Settling ultimately for stability, his first stop was at a consumer finance division of NationsBank; the company soon moved operations from Allentown, Pa., to Dallas.

“I went to an operating job because of the stability,” he says, “and ended up at a job that was shutting down after 12 months. Kind of crazy.”

The Philly native decided to stay put and search for the job that would offer the best of both worlds he sought. He found it by chance. Combing through the paper one day in 1996, he came upon an ad for job that grabbed his attention, but the source was a bit of a mystery.

“It wasn’t labeled Comcast,” Donnelly recalls, “but it sounded interesting.” Donnelly took a chance and called the number in the ad, and by “dumb luck” it turned out to be a recruiter he had known for years who got him in for an interview.

“You could just tell, even back then,” Donnelly says of his first impression of Comcast, “there were only 3 million subscribers, but with a top-notch management team, aggressive growth.”

He joined Comcast’s corporate development team in the spring of 1996. In the years ahead, Donnelly found himself and the team evaluating and executing a wide array of deals ranging from investments of a few million in startups like wedding-planner Website TheKnot.com, to the AT&T Broadband deal, which transformed the industry.

“It was a lot of cable,” Donnelly remembers about those first few years, with Comcast swallowing up the likes of Jones Intercable and Philadelphia’s Greater Media. Donnelly often found himself gravitating toward the small-scale enterprises, many of which were new media. “I liked working on the startup companies; they were fun,” he says.

Donnelly’s ability to be open-minded and strategically focused is what makes him successful, says Pick. Being able to justify targets to senior management from an operational and financial standpoint was essential as well, Pick adds: “You have to be able to hold your position around here, and people respect that.”

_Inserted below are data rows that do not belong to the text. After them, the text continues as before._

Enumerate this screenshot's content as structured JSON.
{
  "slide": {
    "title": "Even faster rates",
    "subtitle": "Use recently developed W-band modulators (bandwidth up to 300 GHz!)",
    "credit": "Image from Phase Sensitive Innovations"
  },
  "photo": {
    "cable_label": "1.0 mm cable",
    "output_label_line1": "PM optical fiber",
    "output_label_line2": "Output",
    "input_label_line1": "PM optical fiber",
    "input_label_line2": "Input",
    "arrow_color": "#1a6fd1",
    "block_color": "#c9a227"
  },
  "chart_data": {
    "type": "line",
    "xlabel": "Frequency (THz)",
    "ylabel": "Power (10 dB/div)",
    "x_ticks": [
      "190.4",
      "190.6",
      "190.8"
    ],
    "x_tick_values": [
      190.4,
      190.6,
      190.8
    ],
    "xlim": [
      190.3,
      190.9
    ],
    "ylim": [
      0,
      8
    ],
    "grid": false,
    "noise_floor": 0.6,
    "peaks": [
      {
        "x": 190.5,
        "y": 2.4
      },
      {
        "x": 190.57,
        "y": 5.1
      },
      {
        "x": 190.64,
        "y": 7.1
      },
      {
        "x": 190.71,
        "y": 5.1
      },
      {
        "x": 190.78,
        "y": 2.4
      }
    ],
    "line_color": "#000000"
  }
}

In TheKnot.com, Donnelly found merchandising synergies with another Comcast asset. “We saw it as a way to benefit from the expertise we had at QVC,” of which Comcast had a majority stake. “It was not going to move the needle for Comcast, but it was a pretty neat investment.” Comcast sold its stake in QVC to Liberty Media for $7.9 billion in 2003.

No matter the scale of the transaction, Donnelly is quick to note that the success of the deals Comcast did were the result of quality people working at every level of the organization: “Every deal was a team effort. We did a lot of good deals because we had a lot of smart people thinking through these things.”

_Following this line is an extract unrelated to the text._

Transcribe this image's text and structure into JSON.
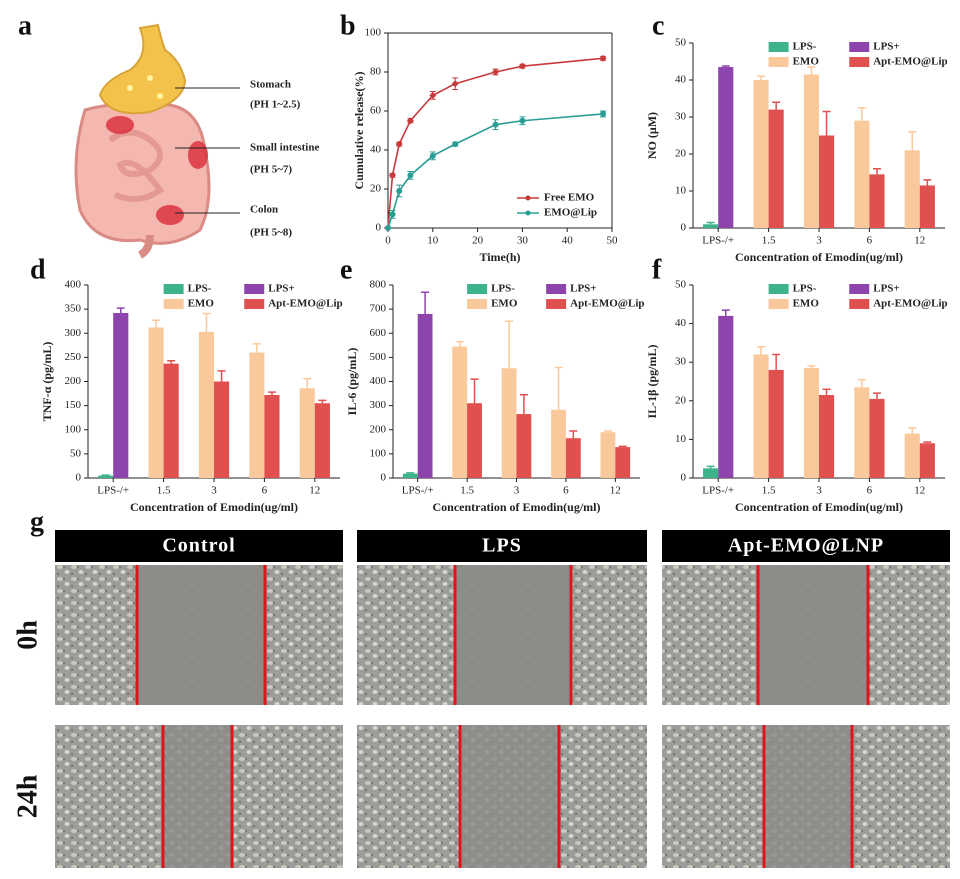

The setting changed for Donnelly in 2005 when Jeff Shell, the president of the newly formed programming group, made landing a CFO his first priority. The new group would consolidate all of Comcast’s network and programming assets, and Shell needed someone who could manage the financial operations and increase oversight.

“Because [Donnelly] comes from a deal background, he knows how to take a broad look at the business,” Shell says, “Joe was invaluable. We completed our consolidation and we couldn’t have done it without him.”

These days Donnelly doesn’t worry too much about the state of the M&A market. Although acquisition opportunities always present themselves to a company with the resources of a Comcast, he sees the growth coming from within.

“We’ve really ramped up and improved our programming,” Donnelly says, “and as a result we are able to improve our distribution.”

With some pride, he points to the company’s recent successes in developing key partnerships to exploit opportunities for niche programming across platforms, such as PBS Kids Sprout, Fearnet.com with Sony and Lions Gate Films, and landing the PGA tour on The Golf Channel. When he turns on Comcast, Donnelly likes the view.

“Joe had the right mix of talents for the job,” his old boss Pick says of Donnelly’s new station. “I miss having Joe around, but it’s great for the organization.”